Ancora, la scuola di Filet a Modano di San Feliciano si propone di riprendere quelle tradizioni che ebbero inizio tra la fine dell’Ottocento ed i primi del Novecento grazie all’idea della signora Andrianna Cesaroni. La memoria orale ha tramandato l’attività, individuale e non organizzata, della signora Andrianna Massaria, nata in Veneto, moglie di Anselmo Cesaroni, (fondatore nel 1913 della scuola piloti di idrovolanti di San Feliciano), coetanea ed amica della marchesa Guglielmi di Isola Maggiore, che dal 1890 insegnò ad un gruppo di fanciulle del paese l’arte del ricamo su rete. Questo diede loro l’opportunità di abbellire le reti dei pescatori con il ricamo, trasformandole, così, in manufatti pregiati per la casa e il corredo. Successivamente, quest’arte fu solo tramandata da madre in figlia e non più stata condivisa in modo collettivo, fatta eccezione per un piccolo periodo di tempo tra il 1998 ed il 2004. Grazie all’iniziativa della maestra Giovanna Ferri e con il coordinamento della Pro Loco del paese dove, coinvolgendo alcune donne, si riprese questa tecnica per svelarne i segreti della sua lavorazione e del suo ricamo.
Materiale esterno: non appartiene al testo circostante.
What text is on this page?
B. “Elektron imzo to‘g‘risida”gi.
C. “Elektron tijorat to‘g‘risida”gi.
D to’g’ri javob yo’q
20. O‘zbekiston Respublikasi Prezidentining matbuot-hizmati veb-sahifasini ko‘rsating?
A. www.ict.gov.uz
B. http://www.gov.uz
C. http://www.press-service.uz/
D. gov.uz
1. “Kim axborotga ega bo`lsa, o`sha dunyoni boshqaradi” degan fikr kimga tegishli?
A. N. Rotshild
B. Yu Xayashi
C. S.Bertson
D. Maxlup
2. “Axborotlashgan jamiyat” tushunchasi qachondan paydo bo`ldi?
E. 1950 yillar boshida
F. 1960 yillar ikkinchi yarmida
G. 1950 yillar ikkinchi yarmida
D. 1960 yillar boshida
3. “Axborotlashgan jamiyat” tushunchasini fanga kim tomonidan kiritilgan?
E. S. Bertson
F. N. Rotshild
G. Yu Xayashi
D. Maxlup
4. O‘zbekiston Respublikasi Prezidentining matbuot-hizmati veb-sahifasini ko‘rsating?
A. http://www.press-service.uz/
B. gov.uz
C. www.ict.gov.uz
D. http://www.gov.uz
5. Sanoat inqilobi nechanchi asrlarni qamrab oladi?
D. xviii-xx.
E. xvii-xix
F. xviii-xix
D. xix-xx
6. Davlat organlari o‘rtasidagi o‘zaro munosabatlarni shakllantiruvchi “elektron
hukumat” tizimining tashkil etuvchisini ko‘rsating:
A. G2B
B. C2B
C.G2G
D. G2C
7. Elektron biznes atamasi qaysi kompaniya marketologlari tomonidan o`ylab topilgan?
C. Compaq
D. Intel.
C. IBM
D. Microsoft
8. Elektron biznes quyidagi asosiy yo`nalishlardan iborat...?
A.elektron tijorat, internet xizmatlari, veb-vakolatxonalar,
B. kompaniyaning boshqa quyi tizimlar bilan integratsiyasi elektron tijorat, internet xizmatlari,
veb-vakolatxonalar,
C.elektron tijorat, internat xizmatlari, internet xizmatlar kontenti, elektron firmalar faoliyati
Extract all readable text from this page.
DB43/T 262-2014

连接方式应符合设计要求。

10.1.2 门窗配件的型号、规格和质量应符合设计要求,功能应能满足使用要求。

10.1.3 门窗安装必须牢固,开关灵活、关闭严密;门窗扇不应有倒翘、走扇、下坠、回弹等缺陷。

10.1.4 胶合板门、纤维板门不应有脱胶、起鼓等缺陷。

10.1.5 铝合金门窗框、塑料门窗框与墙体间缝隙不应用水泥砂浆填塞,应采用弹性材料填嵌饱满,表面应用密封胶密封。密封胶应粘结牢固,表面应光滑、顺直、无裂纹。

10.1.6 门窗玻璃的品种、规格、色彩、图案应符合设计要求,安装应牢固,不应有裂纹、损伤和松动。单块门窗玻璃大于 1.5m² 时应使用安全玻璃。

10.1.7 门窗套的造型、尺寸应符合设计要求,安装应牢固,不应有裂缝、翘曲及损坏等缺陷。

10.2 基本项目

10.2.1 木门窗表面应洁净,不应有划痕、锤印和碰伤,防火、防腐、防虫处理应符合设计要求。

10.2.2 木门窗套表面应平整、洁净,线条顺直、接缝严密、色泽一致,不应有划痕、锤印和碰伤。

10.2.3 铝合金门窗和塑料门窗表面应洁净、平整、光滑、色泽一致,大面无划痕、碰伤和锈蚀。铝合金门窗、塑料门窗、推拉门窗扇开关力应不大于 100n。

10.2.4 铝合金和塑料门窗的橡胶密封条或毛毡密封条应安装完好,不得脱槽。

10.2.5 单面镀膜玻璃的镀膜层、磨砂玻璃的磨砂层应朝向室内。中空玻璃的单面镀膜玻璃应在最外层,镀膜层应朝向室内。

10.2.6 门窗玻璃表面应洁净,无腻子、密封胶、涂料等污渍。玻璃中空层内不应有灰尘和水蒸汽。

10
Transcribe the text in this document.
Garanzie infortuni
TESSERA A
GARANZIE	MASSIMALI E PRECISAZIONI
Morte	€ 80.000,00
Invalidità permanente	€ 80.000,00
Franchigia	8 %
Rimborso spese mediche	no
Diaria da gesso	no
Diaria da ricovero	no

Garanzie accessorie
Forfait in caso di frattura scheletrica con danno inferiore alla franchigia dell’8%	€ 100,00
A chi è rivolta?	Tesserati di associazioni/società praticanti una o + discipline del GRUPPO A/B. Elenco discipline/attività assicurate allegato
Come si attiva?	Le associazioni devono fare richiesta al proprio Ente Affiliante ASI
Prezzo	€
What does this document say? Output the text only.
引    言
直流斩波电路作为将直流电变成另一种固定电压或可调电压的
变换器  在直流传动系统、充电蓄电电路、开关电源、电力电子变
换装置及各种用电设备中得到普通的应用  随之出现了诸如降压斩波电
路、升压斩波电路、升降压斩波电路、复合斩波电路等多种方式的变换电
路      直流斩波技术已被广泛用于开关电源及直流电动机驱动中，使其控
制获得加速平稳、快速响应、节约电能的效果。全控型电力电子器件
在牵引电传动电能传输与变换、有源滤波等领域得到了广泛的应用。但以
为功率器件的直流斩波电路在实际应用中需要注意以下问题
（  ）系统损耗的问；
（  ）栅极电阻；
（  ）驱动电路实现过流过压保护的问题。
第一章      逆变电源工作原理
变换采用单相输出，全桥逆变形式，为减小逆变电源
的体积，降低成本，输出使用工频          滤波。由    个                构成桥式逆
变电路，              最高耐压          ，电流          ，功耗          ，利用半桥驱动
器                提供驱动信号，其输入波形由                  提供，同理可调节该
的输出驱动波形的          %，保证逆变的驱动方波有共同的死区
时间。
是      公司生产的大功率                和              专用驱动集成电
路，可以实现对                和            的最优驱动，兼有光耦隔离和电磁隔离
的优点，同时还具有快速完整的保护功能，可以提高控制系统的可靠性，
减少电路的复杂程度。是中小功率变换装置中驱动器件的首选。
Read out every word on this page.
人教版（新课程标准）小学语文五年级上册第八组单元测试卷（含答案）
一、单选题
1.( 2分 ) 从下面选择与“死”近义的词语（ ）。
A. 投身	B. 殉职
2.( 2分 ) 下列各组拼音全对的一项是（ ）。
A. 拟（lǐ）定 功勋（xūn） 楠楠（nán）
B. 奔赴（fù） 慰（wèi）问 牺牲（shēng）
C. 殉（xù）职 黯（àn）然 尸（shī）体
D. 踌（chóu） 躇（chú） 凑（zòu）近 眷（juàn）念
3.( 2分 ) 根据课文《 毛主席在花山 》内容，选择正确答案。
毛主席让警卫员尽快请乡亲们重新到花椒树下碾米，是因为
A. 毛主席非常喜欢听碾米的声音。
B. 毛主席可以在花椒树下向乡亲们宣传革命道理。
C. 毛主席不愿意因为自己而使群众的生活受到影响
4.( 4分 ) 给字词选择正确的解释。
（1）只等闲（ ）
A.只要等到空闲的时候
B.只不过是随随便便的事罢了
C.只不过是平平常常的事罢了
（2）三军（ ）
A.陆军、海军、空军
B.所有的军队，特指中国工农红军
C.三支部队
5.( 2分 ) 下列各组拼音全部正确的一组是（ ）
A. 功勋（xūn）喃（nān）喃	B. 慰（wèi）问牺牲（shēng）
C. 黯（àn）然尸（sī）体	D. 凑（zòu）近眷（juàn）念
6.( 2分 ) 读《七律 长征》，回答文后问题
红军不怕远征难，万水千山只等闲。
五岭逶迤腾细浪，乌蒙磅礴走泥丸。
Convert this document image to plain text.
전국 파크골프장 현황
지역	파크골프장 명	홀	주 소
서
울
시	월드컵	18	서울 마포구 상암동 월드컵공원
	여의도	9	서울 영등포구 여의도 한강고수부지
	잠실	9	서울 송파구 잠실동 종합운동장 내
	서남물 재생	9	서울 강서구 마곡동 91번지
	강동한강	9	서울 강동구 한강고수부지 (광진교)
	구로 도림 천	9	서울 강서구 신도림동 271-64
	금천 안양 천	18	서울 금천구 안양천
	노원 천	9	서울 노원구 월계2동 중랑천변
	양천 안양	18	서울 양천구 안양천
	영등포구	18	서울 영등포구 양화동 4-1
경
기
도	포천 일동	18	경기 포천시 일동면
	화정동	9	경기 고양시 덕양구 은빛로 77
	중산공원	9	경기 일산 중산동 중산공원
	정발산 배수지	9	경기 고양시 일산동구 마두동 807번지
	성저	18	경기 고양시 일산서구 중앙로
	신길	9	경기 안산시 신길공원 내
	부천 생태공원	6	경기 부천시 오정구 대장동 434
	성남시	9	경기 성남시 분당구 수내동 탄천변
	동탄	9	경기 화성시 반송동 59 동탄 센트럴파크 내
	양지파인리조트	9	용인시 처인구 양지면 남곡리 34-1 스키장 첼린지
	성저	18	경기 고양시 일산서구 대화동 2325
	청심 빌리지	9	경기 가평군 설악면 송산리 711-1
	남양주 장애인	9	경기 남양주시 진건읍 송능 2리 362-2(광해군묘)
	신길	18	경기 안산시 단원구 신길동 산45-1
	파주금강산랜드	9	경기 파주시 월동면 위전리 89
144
Dopo la sua scomparsa, la scuola è rimasta inattiva per alcuni anni fino a quando, nel 2010, la Pro Loco contatta le sue allieve chiedendo di riprendere le attività e di proseguire l’antica arte del merletto. Ed è a questo punto che ne entra a far parte il pescatore Giuliano Ferri, perché le allieve pensano a lui come insegnante, esperto nel fare la rete. Giuliano fin da subito è stato felicissimo di condividere il suo sapere con chiunque avesse avuto voglia d’imparare. Da allora e fino alla sua scomparsa ha partecipato a tutte le manifestazioni a cui la scuola ha aderito tra cui Fili in Trama, fin dalla prima edizione. Nel 2013 dopo due anni di lavoro donò una tovaglia a filet a modano di 5 metri alla chiesa di Santa Maria della Visitazione di Cascia che la utilizza nelle ricorrenze solenni. Ha anche eseguito la rete per tutti i concorsi a cui la scuola ha partecipato, classificandosi sempre fra i primi tre. La sua scomparsa è stata una grande perdita non solo come figura importante della scuola ma anche come esempio di vita, sempre sorridente e disponibile.

Fiabando e l’Isola che c’è Domenica 23 settembre a Isola Maggiore si terrà Fiabando e l’Isola che c’è, iniziativa dedicata alla Fiaba e al Filo della Narrazione che si svolge da alcuni anni ad Isola Maggiore al fine di valorizzare questo bellissimo borgo isolano che viene anche chiamato “La Perla del Trasimeno”. Questo incantevole luogo detiene una delle tecniche più antiche in materia di lavorazione del merletto, dove le signore, ormai molto anziane, propongono continue dimostrazioni nelle vie e nelle piazze del piccolo borgo. Ma Isola ha anche un Museo del Merletto che custodisce la storia e le origini del pizzo d’Irlanda, attraverso i preziosi pezzi che sono stati esposti da anni. Il programma della giornata sarà ricco di iniziative e spettacoli narranti nelle vie e nelle piazze dell’isola che si intrecceranno con le dimostrazioni e le bellezze della tecnica e della storia del pizzo.

Infine, la mostra mercato si svolgerà nelle vie e nelle piazze dello splendido centro storico di Panicale con i seguenti orari: venerdì 14 dalle 17,00 alle 20.30, sabato 15 dalle 10, 00 alle 13,00 e dalle 15,00 alle 21,00, domenica 16 dalle 10,00 alle 13,00 e dalle 15,00 alle 19,00.